THE new Road Traffic Act was finally approved by Parliament yesterday, but its implementation is unlikely to be completed prior to next April.
The Senate passed the five-year-old Bill, which has survived several reviews since 2014, after a prolonged debate, during which some Opposition members raised several concerns but did not vote against the provisions. However, the regulations are likely to take another three to four months.
Leader of Government Business in the Senate, Senator Kamina Johnson Smith told the Senate that the Bill was not about revenue nor discrimination against route taxi drivers, but about creating a safe environment for all road users.
“We have to act now as too many lives are being lost to wanton road terror… and the simple truth is that these bad practices have continued because of the failure of the legislative framework to provide an enforcement mechanism to make undisciplined road users accountable for their actions,” Senator Johnson Smith, who is also the minister of foreign affairs and foreign trade, told the Senate.
She said that the new framework, which will be introduced under the new Road Traffic Act, would reduce the opportunity for human error or corruption interrupting enforcement.

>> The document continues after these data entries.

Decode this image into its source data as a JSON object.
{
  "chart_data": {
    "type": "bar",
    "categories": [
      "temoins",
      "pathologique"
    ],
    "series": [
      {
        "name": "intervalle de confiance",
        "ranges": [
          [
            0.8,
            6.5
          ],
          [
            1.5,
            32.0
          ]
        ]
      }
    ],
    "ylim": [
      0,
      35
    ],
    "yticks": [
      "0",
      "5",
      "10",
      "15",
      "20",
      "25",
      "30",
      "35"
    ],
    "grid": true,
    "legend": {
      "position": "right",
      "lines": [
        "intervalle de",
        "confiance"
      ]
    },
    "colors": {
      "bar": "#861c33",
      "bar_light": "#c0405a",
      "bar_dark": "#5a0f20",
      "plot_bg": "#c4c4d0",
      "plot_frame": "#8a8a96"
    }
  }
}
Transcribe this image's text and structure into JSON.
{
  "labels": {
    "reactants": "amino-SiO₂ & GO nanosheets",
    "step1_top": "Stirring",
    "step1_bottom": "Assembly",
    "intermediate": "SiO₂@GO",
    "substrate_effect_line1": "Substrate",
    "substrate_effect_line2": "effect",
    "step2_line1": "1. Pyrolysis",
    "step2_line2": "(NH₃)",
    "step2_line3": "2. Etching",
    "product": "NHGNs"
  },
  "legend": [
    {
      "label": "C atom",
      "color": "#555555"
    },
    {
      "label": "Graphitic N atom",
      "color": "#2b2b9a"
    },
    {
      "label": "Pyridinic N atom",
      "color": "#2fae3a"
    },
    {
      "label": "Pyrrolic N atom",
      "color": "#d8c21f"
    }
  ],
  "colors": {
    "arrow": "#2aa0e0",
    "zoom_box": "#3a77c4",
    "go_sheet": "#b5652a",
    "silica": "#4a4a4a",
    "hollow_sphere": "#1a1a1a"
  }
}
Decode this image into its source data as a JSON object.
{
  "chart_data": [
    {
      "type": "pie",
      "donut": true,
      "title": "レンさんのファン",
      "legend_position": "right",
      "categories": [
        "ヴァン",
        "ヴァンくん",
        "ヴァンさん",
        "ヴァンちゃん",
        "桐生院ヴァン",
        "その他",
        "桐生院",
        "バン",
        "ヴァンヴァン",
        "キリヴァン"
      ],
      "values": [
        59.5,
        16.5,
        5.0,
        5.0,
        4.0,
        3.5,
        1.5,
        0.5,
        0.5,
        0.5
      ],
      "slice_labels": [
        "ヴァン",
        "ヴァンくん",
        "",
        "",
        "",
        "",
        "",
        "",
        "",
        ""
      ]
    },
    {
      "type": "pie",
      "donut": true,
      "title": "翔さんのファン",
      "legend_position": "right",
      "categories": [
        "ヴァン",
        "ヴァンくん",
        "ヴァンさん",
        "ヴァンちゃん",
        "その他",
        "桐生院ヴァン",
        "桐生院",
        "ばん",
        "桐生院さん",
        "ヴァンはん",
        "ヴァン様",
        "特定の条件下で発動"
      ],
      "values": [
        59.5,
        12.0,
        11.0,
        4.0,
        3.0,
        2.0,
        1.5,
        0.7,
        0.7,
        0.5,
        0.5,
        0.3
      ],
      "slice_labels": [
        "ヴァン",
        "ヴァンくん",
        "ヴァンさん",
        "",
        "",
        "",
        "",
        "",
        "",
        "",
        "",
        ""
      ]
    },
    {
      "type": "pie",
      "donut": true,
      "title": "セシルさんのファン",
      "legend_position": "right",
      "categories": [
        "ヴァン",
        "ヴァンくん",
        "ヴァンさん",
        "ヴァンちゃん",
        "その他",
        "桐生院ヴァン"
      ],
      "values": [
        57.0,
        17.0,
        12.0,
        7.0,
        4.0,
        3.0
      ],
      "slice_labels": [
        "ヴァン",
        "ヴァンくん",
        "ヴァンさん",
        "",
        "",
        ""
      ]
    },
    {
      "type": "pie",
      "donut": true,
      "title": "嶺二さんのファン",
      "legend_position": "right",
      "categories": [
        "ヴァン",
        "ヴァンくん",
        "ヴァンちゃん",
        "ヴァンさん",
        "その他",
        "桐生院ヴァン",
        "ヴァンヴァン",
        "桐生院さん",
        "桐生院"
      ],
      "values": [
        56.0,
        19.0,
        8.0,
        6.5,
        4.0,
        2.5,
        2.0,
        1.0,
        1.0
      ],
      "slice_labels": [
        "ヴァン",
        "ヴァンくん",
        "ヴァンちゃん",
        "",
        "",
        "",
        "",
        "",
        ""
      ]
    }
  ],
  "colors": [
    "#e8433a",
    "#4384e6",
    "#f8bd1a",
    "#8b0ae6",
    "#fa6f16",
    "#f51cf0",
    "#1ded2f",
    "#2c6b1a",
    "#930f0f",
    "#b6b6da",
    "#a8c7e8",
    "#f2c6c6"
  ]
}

“The facilitation of disorder without accountability must change now, and the urgent need for new legislation and robust enforcement by technology, as well, cannot be overstated,” she said.
Opposition member Senator Floyd Morris, who was acting as Leader of Opposition Business in the absence of Senator Donna Scott Mottley, felt that some provisions, including that which requires the owners of vehicles to be held responsible for unpaid fines for breaches committed by drivers of their vehicles, were unfair.